No such luck in Palestine. On June 21, Israeli Occupation Forces were imposing a complete military curfew on the city of Nablus. The largest city in the West Bank and home to more than 150,000 Palestinians, Nablus was besieged, and was to stay that way.
One hundred eleven. The city has been under 24-hour military lockdown for 111 days. With the exception of about 80 hours of relief sprinkled in form of a couple hours every 10 days or so, all Palestinians are forced to stay in their homes.
Tanks and armored personnel carriers growl through the streets, and families sit around, hour after excruciating hour.
Economy? Employment? Education? Forget about it.
The reason? The current Israeli government believes that the curfew is necessary to stop attacks on Israelis by Palestinian extremists. After all, extremists are responsible for the deaths of Israeli soldiers and civilians alike. Has it done its job in stopping attacks? No, that is evidenced by criminal attacks committed since the curfews.
Some Israelis, however, have a different perspective. In Israel’s peace camp, it’s a commonly held belief that Prime Minister Ariel Sharon’s military curfews are designed to make life so miserable that Palestinians will willingly “transfer” to neighboring countries.
Friendly language, isn’t it? Transfer. There is a little phrase in the English language for such an insidious term.

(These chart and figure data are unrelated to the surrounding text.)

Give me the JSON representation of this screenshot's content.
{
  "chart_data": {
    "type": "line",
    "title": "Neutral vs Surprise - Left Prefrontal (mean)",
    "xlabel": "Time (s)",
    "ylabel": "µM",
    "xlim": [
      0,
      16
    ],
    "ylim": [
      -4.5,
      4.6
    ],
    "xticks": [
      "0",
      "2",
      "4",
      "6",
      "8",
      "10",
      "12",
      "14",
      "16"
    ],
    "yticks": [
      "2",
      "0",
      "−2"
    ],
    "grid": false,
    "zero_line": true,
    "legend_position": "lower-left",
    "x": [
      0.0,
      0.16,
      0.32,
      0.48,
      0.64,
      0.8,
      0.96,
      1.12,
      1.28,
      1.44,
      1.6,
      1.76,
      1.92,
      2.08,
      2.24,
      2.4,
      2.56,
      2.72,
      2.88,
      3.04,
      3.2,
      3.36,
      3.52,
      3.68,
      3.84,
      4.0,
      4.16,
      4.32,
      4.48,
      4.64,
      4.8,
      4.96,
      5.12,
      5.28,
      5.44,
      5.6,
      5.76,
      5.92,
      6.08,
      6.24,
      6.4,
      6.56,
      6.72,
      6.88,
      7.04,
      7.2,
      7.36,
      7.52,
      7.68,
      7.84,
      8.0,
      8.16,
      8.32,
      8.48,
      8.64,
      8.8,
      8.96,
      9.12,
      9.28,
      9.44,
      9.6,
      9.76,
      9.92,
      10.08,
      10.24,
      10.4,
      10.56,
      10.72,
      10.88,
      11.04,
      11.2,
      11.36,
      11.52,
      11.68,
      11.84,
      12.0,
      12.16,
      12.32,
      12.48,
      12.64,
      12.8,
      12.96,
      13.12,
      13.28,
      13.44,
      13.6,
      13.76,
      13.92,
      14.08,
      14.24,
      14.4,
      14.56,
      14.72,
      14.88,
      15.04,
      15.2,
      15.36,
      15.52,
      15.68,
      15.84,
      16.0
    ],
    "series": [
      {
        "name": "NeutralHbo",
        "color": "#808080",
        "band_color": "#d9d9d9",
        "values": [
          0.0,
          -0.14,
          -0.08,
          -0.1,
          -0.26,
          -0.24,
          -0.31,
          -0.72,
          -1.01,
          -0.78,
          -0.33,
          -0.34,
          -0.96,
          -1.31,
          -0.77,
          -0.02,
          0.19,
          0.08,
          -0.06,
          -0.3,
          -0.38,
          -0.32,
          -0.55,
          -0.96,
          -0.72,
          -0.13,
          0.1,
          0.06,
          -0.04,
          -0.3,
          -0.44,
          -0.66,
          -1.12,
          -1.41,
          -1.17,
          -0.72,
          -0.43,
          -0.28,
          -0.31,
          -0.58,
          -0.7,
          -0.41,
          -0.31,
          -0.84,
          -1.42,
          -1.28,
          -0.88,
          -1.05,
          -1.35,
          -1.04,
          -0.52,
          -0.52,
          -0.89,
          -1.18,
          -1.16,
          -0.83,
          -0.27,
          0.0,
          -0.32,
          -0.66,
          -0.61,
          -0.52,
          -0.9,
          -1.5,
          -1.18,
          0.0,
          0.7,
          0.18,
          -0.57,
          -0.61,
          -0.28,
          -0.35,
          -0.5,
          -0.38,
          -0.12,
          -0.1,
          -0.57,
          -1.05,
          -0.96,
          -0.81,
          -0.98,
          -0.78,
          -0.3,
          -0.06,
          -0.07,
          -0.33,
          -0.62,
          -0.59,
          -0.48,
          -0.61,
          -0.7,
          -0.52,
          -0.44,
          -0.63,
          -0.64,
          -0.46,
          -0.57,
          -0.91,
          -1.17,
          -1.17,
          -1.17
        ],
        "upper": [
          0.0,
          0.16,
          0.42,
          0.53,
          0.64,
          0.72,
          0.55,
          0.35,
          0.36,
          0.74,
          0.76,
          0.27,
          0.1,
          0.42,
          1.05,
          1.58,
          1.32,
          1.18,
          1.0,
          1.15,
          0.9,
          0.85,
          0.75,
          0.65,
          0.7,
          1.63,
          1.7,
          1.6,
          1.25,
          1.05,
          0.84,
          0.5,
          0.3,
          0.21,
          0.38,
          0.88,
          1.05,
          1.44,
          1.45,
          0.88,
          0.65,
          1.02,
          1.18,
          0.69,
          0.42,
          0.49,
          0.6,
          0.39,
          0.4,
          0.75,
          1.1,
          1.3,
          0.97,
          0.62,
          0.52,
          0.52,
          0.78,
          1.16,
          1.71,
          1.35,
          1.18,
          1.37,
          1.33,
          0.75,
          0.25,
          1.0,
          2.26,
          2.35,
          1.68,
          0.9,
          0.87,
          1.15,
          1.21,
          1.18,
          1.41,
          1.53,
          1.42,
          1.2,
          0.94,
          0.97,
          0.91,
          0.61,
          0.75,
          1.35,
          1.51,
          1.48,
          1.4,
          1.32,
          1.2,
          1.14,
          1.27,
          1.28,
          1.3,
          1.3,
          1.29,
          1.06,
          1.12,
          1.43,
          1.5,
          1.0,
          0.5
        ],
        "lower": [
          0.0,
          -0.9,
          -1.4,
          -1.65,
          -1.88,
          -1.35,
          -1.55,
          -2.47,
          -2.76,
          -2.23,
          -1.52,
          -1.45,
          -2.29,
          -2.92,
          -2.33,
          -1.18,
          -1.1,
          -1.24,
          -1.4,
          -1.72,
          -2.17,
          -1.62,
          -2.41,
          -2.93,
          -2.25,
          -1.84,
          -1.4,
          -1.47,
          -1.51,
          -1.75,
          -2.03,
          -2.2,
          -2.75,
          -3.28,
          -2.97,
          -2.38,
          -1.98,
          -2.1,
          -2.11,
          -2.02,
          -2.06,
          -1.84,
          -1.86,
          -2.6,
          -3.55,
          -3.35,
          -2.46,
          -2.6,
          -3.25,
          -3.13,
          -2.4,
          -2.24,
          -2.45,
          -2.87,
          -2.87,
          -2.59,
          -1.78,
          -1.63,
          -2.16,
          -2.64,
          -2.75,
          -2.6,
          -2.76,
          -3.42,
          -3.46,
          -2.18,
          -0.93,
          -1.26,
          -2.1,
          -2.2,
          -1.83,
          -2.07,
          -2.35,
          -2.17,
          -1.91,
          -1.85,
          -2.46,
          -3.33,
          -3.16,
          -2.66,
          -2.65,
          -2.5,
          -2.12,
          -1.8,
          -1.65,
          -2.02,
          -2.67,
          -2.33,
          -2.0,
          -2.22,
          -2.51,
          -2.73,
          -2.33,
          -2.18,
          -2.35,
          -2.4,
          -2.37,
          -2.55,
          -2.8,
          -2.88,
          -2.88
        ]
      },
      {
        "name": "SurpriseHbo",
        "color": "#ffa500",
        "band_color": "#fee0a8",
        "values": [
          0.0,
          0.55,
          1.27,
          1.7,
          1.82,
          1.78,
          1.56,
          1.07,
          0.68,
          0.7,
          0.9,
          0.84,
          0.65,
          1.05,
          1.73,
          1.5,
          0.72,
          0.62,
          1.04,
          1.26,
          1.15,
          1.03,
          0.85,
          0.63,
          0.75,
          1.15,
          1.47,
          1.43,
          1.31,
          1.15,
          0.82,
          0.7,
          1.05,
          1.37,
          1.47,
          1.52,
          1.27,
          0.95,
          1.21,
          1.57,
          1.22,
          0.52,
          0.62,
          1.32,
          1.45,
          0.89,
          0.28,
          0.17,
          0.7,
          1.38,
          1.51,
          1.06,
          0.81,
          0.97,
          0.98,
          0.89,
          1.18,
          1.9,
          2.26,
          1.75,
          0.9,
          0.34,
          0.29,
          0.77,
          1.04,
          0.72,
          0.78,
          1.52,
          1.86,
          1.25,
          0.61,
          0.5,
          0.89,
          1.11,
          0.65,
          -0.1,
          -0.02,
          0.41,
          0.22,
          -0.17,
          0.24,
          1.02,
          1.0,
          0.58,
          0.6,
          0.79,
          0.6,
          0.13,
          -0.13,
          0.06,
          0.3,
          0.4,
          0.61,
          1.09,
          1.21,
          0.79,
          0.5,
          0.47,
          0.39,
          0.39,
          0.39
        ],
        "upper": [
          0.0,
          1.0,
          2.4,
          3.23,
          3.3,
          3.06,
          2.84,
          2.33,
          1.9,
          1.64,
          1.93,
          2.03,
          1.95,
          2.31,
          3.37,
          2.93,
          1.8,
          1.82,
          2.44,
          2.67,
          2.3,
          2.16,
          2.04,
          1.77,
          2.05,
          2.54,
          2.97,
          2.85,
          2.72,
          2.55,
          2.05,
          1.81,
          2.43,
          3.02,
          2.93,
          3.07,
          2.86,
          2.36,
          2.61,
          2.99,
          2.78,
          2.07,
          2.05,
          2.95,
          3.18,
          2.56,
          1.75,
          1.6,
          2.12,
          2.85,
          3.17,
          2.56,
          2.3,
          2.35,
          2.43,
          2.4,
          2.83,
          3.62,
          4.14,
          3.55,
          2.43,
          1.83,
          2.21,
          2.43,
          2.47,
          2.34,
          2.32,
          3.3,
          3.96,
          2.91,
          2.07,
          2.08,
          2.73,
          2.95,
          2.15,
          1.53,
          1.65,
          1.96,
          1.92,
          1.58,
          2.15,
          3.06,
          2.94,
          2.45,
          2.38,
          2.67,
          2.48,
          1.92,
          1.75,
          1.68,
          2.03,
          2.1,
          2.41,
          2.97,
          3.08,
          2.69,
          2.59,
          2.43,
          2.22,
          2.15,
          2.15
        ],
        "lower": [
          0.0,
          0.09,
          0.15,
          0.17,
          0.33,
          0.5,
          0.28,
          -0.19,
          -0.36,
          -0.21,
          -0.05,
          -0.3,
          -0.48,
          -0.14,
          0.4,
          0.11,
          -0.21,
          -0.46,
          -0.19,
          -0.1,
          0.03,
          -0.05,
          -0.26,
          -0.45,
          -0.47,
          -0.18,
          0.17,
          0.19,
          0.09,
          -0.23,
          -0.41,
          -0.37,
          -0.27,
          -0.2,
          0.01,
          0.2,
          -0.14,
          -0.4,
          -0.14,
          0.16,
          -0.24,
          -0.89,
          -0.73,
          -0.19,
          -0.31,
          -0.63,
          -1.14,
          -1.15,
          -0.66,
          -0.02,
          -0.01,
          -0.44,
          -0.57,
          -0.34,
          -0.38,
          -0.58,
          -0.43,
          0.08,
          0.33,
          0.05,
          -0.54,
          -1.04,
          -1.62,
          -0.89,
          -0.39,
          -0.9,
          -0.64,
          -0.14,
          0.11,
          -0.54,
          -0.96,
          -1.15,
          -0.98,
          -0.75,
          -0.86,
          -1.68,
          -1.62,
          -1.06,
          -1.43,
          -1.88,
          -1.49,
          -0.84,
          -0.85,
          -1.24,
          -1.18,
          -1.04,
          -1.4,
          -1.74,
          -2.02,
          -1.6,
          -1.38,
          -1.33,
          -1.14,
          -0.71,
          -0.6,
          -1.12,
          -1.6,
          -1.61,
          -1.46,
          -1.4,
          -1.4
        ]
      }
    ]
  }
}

It’s called ethnic cleansing.
Ethnic cleansing Slobodan Milosevic-style. After all, it would indeed involve the forced flight of a people based on their religious or ethnic background.
As nauseating as talk of this ethnic cleansing is, I prefer to concentrate on hope for Palestinian resistance to Israeli occupation.
This hope lies in creative, nonviolent, direct-action disobedience to Israeli occupation. For decades, other violent avenues have been taken to the aid of extreme Israeli governments and to the peril of many innocents.
No way, you say — Palestinians living in contained, inhumane conditions will always resort to deplorable acts of violence. Nonviolent direct action simply can’t take place when people have no choice.
Well, it’s already happening. Despite its convenient omission from most major corporate news organizations’ information for American eyes and ears, Palestinian creative resistance is alive and growing.
Two weeks ago, at midnight in the Palestinian town of Ramallah, hundreds of residents risked death by turning on the lights of their houses and walking to the town center banging on pots and pans, making a deafening sound. The frantic wail of Israeli occupation troops’ sirens attempted in vain to bring order to the city.
Out of frustration, soldiers fired live rounds into the air.
More examples. Since the start of school August 31, schools in Nablus have rarely been allowed to open. Children sit at home. Accordingly, “popular schools” have sprung up in neighborhoods in which kids defy curfew to attend classes in the living room of a nearby apartment.
In a Sept. 18 New York Times article on the schools, 20-year-old Nablus college student Jamila Mabruk said, “We’re fighting them with the ABC’s … They want us to be ignorant and backward. We say no. We want to learn.”
These schools are a form of resistance. The curfew of occupying forces does not allow for the educational process, so teachers and volunteers took matters into their hands and opened their own schools.
In another case, citizens of Nablus opened the fruit and vegetable market in open defiance of the curfew, because the food had run short at home.
Soldiers didn’t know what to do when thousands of hungry residents poured into the streets to open the market.
We do not live in the choking grind of occupation. It is easy for us to say that nonviolence is the answer from our comfortable chairs here in the United States. But the truth is that nonviolent direct action is already taking hold as a method of defiance.
Since June 21 the city of Nablus has been at a standstill. For the process of peace in the Holy Land to begin, we as Americans must join others around the world in supporting efforts of Palestinians and Israelis seeking a sustainable, just peace, built on the solid foundation of nonviolent direct resistance.
As principal financiers of the Israeli occupation, we owe it to Israelis and Palestinians, but we also owe it to our conscience as members of the human family.
Omar Tesdell is a junior in journalism and mass communication and technical communication from Slater. He is the online editor of the Daily.